Reminiscing the changes taking place at the time, he said “But the winds of change were blowing as, was evident at the election of 1956. Some of the coming changes were for the better but whatever may be said The Sinhala Only Policy, has caused a split in the Nation, which was tragically apparent in the serious communal riots of 1958 and now again “

* “Hatred does not cease by hatred but by love”

* One of the things I have learnt from experience is that of all sins pride is one of the most deadliest and one mostly beset us”


On the 24th Of December 1978 I learnt that Rev Small had been warded at the Frazer Nursing Home and I did pay him a visit. He appeared to be very drowsy. I introduced myself and spoke to him, and he claimed that due to his fault he fell off the bus at Chatham Street and never blamed the driver who took off before he descended it.

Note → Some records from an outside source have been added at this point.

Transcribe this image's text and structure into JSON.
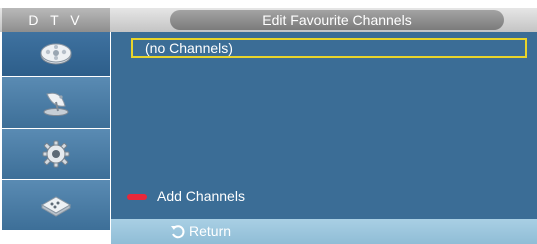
{
  "header": {
    "source_label": "D T V",
    "title": "Edit Favourite Channels"
  },
  "sidebar": {
    "items": [
      {
        "icon": "film-reel-icon"
      },
      {
        "icon": "satellite-dish-icon"
      },
      {
        "icon": "gear-icon"
      },
      {
        "icon": "remote-control-icon"
      }
    ]
  },
  "main": {
    "channels_label": "(no Channels)",
    "add_channels_label": "Add Channels"
  },
  "footer": {
    "return_label": "Return"
  },
  "colors": {
    "panel_bg": "#3b6d96",
    "highlight_border": "#e8d42a",
    "red_key": "#e8283a",
    "footer_bg": "#a9cfe4"
  }
}
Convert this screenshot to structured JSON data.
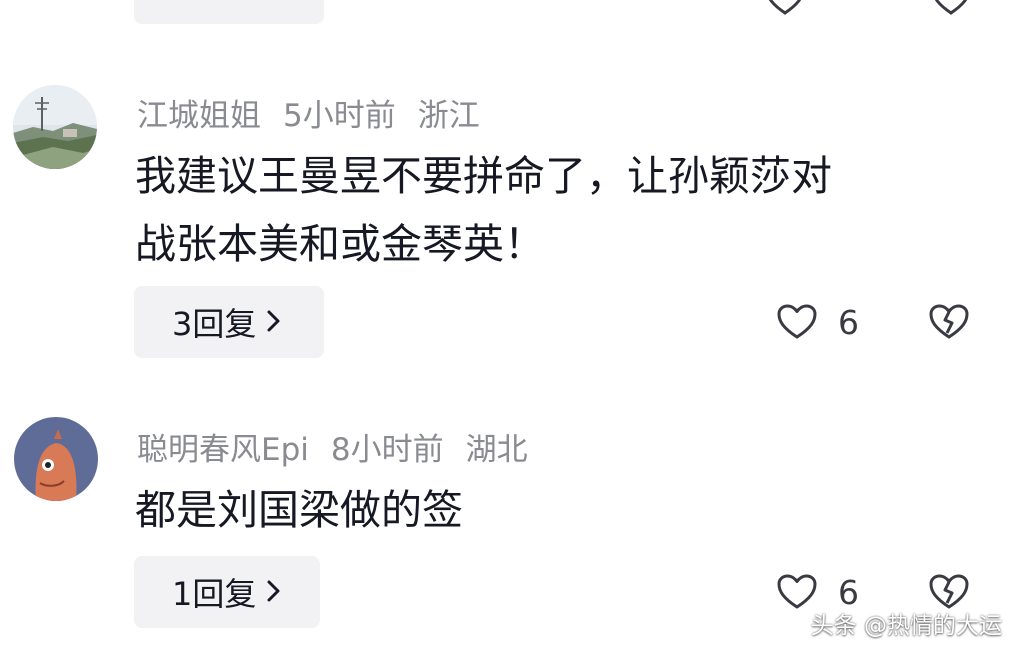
{
  "comments": [
    {
      "username": "江城姐姐",
      "time": "5小时前",
      "location": "浙江",
      "text_line1": "我建议王曼昱不要拼命了，让孙颖莎对",
      "text_line2": "战张本美和或金琴英！",
      "reply_label": "3回复",
      "likes": "6",
      "avatar_icon": "landscape-photo-avatar"
    },
    {
      "username": "聪明春风Epi",
      "time": "8小时前",
      "location": "湖北",
      "text_line1": "都是刘国梁做的签",
      "reply_label": "1回复",
      "likes": "6",
      "avatar_icon": "cartoon-character-avatar"
    }
  ],
  "watermark": "头条 @热情的大运",
  "colors": {
    "meta_text": "#8a8b91",
    "pill_bg": "#f2f2f4",
    "body_text": "#161823",
    "avatar2_bg": "#5f6c97"
  }
}
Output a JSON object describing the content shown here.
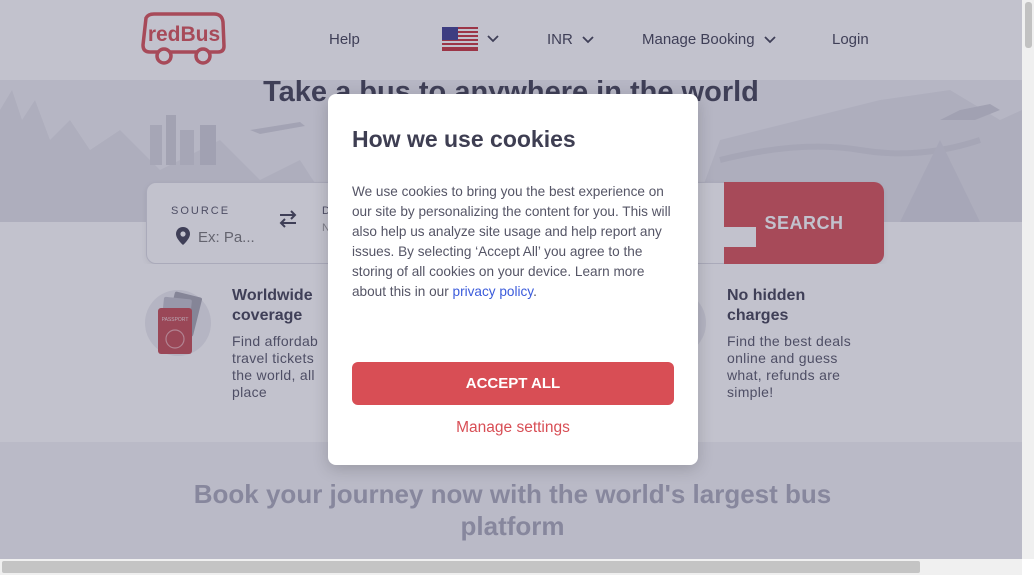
{
  "header": {
    "brand": "redBus",
    "nav": {
      "help": "Help",
      "currency": "INR",
      "manage_booking": "Manage Booking",
      "login": "Login"
    }
  },
  "hero": {
    "title": "Take a bus to anywhere in the world"
  },
  "search": {
    "source_label": "SOURCE",
    "source_placeholder": "Ex: Pa...",
    "dest_label_fragment": "D",
    "dest_placeholder_fragment": "N",
    "search_button": "SEARCH"
  },
  "features": [
    {
      "title_line1": "Worldwide",
      "title_line2": "coverage",
      "desc_lines": [
        "Find affordab",
        "travel tickets",
        "the world, all",
        "place"
      ],
      "icon_text": "PASSPORT"
    },
    {
      "title_line1": "No hidden",
      "title_line2": "charges",
      "desc_lines": [
        "Find the best deals",
        "online and guess",
        "what, refunds are",
        "simple!"
      ]
    }
  ],
  "lower": {
    "title": "Book your journey now with the world's largest bus platform"
  },
  "cookie_modal": {
    "title": "How we use cookies",
    "body": "We use cookies to bring you the best experience on our site by personalizing the content for you. This will also help us analyze site usage and help report any issues. By selecting ‘Accept All’ you agree to the storing of all cookies on your device. Learn more about this in our ",
    "link_text": "privacy policy",
    "body_end": ".",
    "accept_button": "ACCEPT ALL",
    "manage_settings": "Manage settings"
  },
  "colors": {
    "brand": "#d84e55",
    "link": "#3b5bdb",
    "text": "#3e3e52"
  }
}
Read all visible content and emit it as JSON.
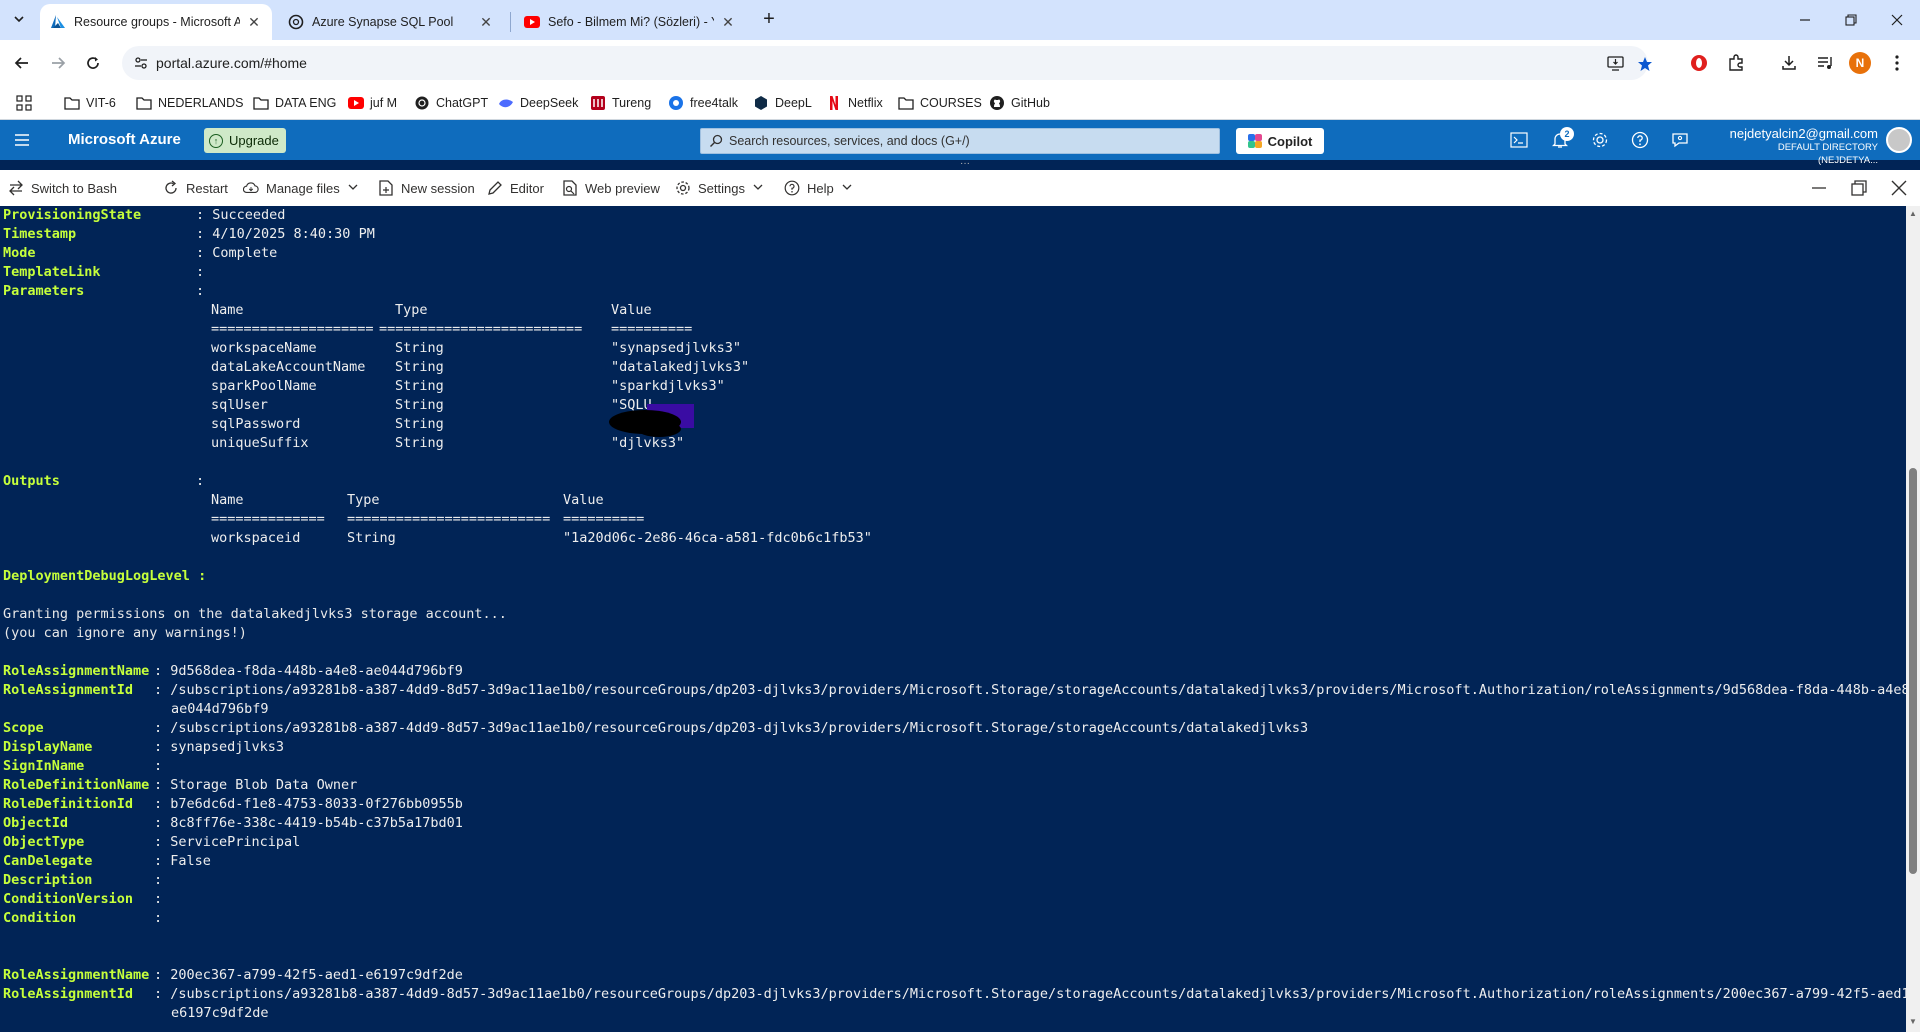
{
  "browser": {
    "tabs": [
      {
        "title": "Resource groups - Microsoft Azure",
        "active": true
      },
      {
        "title": "Azure Synapse SQL Pool",
        "active": false
      },
      {
        "title": "Sefo - Bilmem Mi? (Sözleri) - YouTube",
        "active": false
      }
    ],
    "url": "portal.azure.com/#home",
    "profile_initial": "N",
    "bookmarks": [
      "VIT-6",
      "NEDERLANDS",
      "DATA ENG",
      "juf M",
      "ChatGPT",
      "DeepSeek",
      "Tureng",
      "free4talk",
      "DeepL",
      "Netflix",
      "COURSES",
      "GitHub"
    ]
  },
  "azure": {
    "brand": "Microsoft Azure",
    "upgrade_label": "Upgrade",
    "search_placeholder": "Search resources, services, and docs (G+/)",
    "copilot_label": "Copilot",
    "notifications_count": "2",
    "account_email": "nejdetyalcin2@gmail.com",
    "account_directory": "DEFAULT DIRECTORY (NEJDETYA..."
  },
  "shell_toolbar": {
    "switch": "Switch to Bash",
    "restart": "Restart",
    "manage_files": "Manage files",
    "new_session": "New session",
    "editor": "Editor",
    "web_preview": "Web preview",
    "settings": "Settings",
    "help": "Help"
  },
  "terminal": {
    "deployment": [
      {
        "key": "ProvisioningState",
        "value": "Succeeded"
      },
      {
        "key": "Timestamp",
        "value": "4/10/2025 8:40:30 PM"
      },
      {
        "key": "Mode",
        "value": "Complete"
      },
      {
        "key": "TemplateLink",
        "value": ""
      },
      {
        "key": "Parameters",
        "value": ""
      }
    ],
    "params_headers": [
      "Name",
      "Type",
      "Value"
    ],
    "params_rules": [
      "====================",
      "=========================",
      "=========="
    ],
    "params": [
      {
        "name": "workspaceName",
        "type": "String",
        "value": "\"synapsedjlvks3\""
      },
      {
        "name": "dataLakeAccountName",
        "type": "String",
        "value": "\"datalakedjlvks3\""
      },
      {
        "name": "sparkPoolName",
        "type": "String",
        "value": "\"sparkdjlvks3\""
      },
      {
        "name": "sqlUser",
        "type": "String",
        "value": "\"SQLU"
      },
      {
        "name": "sqlPassword",
        "type": "String",
        "value": ""
      },
      {
        "name": "uniqueSuffix",
        "type": "String",
        "value": "\"djlvks3\""
      }
    ],
    "outputs_key": "Outputs",
    "outputs_headers": [
      "Name",
      "Type",
      "Value"
    ],
    "outputs_rules": [
      "==============",
      "=========================",
      "=========="
    ],
    "outputs": [
      {
        "name": "workspaceid",
        "type": "String",
        "value": "\"1a20d06c-2e86-46ca-a581-fdc0b6c1fb53\""
      }
    ],
    "debug_key": "DeploymentDebugLogLevel :",
    "message1": "Granting permissions on the datalakedjlvks3 storage account...",
    "message2": "(you can ignore any warnings!)",
    "role1": [
      {
        "key": "RoleAssignmentName",
        "value": "9d568dea-f8da-448b-a4e8-ae044d796bf9"
      },
      {
        "key": "RoleAssignmentId",
        "value": "/subscriptions/a93281b8-a387-4dd9-8d57-3d9ac11ae1b0/resourceGroups/dp203-djlvks3/providers/Microsoft.Storage/storageAccounts/datalakedjlvks3/providers/Microsoft.Authorization/roleAssignments/9d568dea-f8da-448b-a4e8-"
      },
      {
        "key": "",
        "value": "ae044d796bf9"
      },
      {
        "key": "Scope",
        "value": "/subscriptions/a93281b8-a387-4dd9-8d57-3d9ac11ae1b0/resourceGroups/dp203-djlvks3/providers/Microsoft.Storage/storageAccounts/datalakedjlvks3"
      },
      {
        "key": "DisplayName",
        "value": "synapsedjlvks3"
      },
      {
        "key": "SignInName",
        "value": ""
      },
      {
        "key": "RoleDefinitionName",
        "value": "Storage Blob Data Owner"
      },
      {
        "key": "RoleDefinitionId",
        "value": "b7e6dc6d-f1e8-4753-8033-0f276bb0955b"
      },
      {
        "key": "ObjectId",
        "value": "8c8ff76e-338c-4419-b54b-c37b5a17bd01"
      },
      {
        "key": "ObjectType",
        "value": "ServicePrincipal"
      },
      {
        "key": "CanDelegate",
        "value": "False"
      },
      {
        "key": "Description",
        "value": ""
      },
      {
        "key": "ConditionVersion",
        "value": ""
      },
      {
        "key": "Condition",
        "value": ""
      }
    ],
    "role2": [
      {
        "key": "RoleAssignmentName",
        "value": "200ec367-a799-42f5-aed1-e6197c9df2de"
      },
      {
        "key": "RoleAssignmentId",
        "value": "/subscriptions/a93281b8-a387-4dd9-8d57-3d9ac11ae1b0/resourceGroups/dp203-djlvks3/providers/Microsoft.Storage/storageAccounts/datalakedjlvks3/providers/Microsoft.Authorization/roleAssignments/200ec367-a799-42f5-aed1-"
      },
      {
        "key": "",
        "value": "e6197c9df2de"
      }
    ]
  }
}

My good friend Elmore Perera, former Surveyor General and Attorney at law, had also visited him and to him he had remarked “ Elmo I could  not take my foot off the bus in time and I fell”. His saintly conduct was quite evident.

A NOTE: My gratitude to Professor G.V.P. Somaratna whose publication assisted me in gathering some useful data to compile this article, beside my own experience with this rare Saint. I wish to quote him in his own words “The saint in English was originally used in Christianity for a person who was considered worthy of veneration for their holiness or sanctity. It is agreed that Rev W.J.T.Small & the saints in Christianity have many resemblances.” Rev Small’s face and his smile were full of radiance. His actions and conduct as a Priest and Principal displayed the true virtues of a saint as I recall the Hebrews Chapter 12 verse 2. which says “Let us not lose sight of Jesus, who leads us in our faith and brings it to perfection, for the sake of the joy which was still in the future , he endured the cross , disregarding the shamefulness of it ,and from now on has taken hisplace on the right hand of God’s throne .”Certainly, Rev Walter Joseph Thomas Small is a “SAINT OF OUR TIME “

Rev Small was certainly a disciple of God who taught many Richmondites Christian values as mentioned in Psalm 24:4 “ He who has clean hands and a pure heart, who doesn’t lift up his soul to what is false and doesn’t swear deceitfully, he will receive blessings from the Lord”. We are certain he is a Saint with the God Almighty.